At some voting centres in opposition strongholds, voting did not take place at all and there were also cases of ballot-box snatching, violence and voter intimidation in known opposition states in the south such as Rivers, Lagos and Delta.
Election monitoring group Yiaga, said only 10% of polling units in the south-east and 29% in the south had started accreditation and voting by 09:30 local time on Saturday – an hour after polls opened.
Some 63% of polling units in the south-west and 42% of polling units in the north-west, known APC strongholds, had started voting at that time.
International observer missions from the NDI-IRI and the EU have described the process as lacking transparency.
In the end, turnout was just 27% and Mr Tinubu received 8.8 million ballots – less than 10% of the 93 million registered voters.
Voter apathy is not thought to have been as much of a factor as problems on voting day, given that 87 million people had gone to the trouble of physically going to collect their voter cards.
In his acceptance speech, Mr Tinubu acknowledged there had been lapses in the election but said they “were relatively few in number and were immaterial to affect the outcome of this election”.
Such sentiments were echoed by the Independent National Electoral Commission (Inec).
Risk pays off
Many regard Mr Tinubu as a master political strategist and given he campaigned for the presidency under the slogan: “Emi lo kan”, which means “It’s my turn” in Yoruba, it is possible he has been planning his ascendency for a while.

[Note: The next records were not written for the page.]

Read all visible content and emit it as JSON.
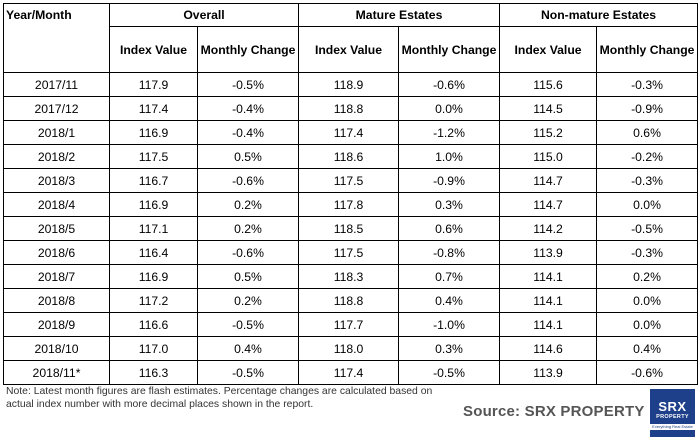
{
  "headers": {
    "year_month": "Year/Month",
    "groups": [
      "Overall",
      "Mature Estates",
      "Non-mature Estates"
    ],
    "sub": [
      "Index Value",
      "Monthly Change",
      "Index Value",
      "Monthly Change",
      "Index Value",
      "Monthly Change"
    ]
  },
  "rows": [
    [
      "2017/11",
      "117.9",
      "-0.5%",
      "118.9",
      "-0.6%",
      "115.6",
      "-0.3%"
    ],
    [
      "2017/12",
      "117.4",
      "-0.4%",
      "118.8",
      "0.0%",
      "114.5",
      "-0.9%"
    ],
    [
      "2018/1",
      "116.9",
      "-0.4%",
      "117.4",
      "-1.2%",
      "115.2",
      "0.6%"
    ],
    [
      "2018/2",
      "117.5",
      "0.5%",
      "118.6",
      "1.0%",
      "115.0",
      "-0.2%"
    ],
    [
      "2018/3",
      "116.7",
      "-0.6%",
      "117.5",
      "-0.9%",
      "114.7",
      "-0.3%"
    ],
    [
      "2018/4",
      "116.9",
      "0.2%",
      "117.8",
      "0.3%",
      "114.7",
      "0.0%"
    ],
    [
      "2018/5",
      "117.1",
      "0.2%",
      "118.5",
      "0.6%",
      "114.2",
      "-0.5%"
    ],
    [
      "2018/6",
      "116.4",
      "-0.6%",
      "117.5",
      "-0.8%",
      "113.9",
      "-0.3%"
    ],
    [
      "2018/7",
      "116.9",
      "0.5%",
      "118.3",
      "0.7%",
      "114.1",
      "0.2%"
    ],
    [
      "2018/8",
      "117.2",
      "0.2%",
      "118.8",
      "0.4%",
      "114.1",
      "0.0%"
    ],
    [
      "2018/9",
      "116.6",
      "-0.5%",
      "117.7",
      "-1.0%",
      "114.1",
      "0.0%"
    ],
    [
      "2018/10",
      "117.0",
      "0.4%",
      "118.0",
      "0.3%",
      "114.6",
      "0.4%"
    ],
    [
      "2018/11*",
      "116.3",
      "-0.5%",
      "117.4",
      "-0.5%",
      "113.9",
      "-0.6%"
    ]
  ],
  "note": "Note: Latest month figures are flash estimates. Percentage changes are calculated based on actual index number with more decimal places shown in the report.",
  "source": "Source:  SRX PROPERTY",
  "logo": {
    "main": "SRX",
    "sub": "PROPERTY",
    "tagline": "Everything Real Estate"
  }
}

His APC grew out of the Alliance for Democracy (AD), which was nearly squashed 20 years ago by Olusegun Obasanjo when he was president and led the PDP.
Yet Mr Tinubu refused to join the PDP as other states and governors at the time did. Instead he used the vast resources of Lagos, the country’s economic hub where he served as governor from 1999 until 2007, to build a following in the south-west.

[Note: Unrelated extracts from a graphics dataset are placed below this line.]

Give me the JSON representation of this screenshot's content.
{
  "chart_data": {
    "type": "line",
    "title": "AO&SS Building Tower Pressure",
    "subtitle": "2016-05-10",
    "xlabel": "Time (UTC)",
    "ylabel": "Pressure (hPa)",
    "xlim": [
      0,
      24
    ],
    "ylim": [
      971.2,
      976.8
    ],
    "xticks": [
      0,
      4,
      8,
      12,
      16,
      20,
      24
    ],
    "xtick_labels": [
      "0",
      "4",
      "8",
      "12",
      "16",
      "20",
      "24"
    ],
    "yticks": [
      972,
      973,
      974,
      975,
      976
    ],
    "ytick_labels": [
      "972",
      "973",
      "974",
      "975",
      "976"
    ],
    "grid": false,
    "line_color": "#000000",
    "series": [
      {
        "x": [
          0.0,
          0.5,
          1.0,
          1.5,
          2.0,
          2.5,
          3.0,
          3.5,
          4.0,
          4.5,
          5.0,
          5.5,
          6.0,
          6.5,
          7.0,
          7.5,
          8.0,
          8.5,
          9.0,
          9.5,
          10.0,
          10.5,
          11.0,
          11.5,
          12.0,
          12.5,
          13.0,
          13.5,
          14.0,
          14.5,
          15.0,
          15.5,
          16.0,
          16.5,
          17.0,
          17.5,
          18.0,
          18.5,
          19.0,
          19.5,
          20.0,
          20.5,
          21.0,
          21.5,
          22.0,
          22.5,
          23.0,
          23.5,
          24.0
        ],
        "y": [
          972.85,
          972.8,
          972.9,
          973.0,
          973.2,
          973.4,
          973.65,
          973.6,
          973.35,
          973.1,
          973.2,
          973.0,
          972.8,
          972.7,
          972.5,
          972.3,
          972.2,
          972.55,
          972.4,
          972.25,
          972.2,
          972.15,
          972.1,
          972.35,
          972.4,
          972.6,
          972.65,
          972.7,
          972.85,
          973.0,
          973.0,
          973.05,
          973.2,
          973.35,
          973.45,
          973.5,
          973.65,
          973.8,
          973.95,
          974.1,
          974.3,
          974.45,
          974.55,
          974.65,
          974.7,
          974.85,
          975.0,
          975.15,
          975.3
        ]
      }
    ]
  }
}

He constantly reinvented his small party until a 2013 merger with other political parties in the north created the APC and its successful 2015 campaign brought Mr Buhari to power.
It was the first time that an opposition party had defeated an incumbent but it showed Mr Tinubu how to tread the complex path to the presidency.
Yet Mr Tinubu, a southern Muslim, took a risk in his own bid. Instead of choosing a running mate from one of the Christian minorities in the north that would have ticked the boxes in the deft balancing act usually needed in Nigeria, he picked a northern Muslim.
He did not want to alienate the huge Muslim voting bloc in the north – though he did draw the ire of most Christians by having a Muslim-Muslim ticket.
Mr Tinubu’s main opponents have vowed to challenge his victory, alleging that the inability of Inec officials to upload results from polling units was evidence of their bias.
The PDP and Labour Party have now banded together, first jointly walking out of the venue where the results were being announced and then holding two press conferences together.
Their supporters may be wishing they had taken that approach before the election.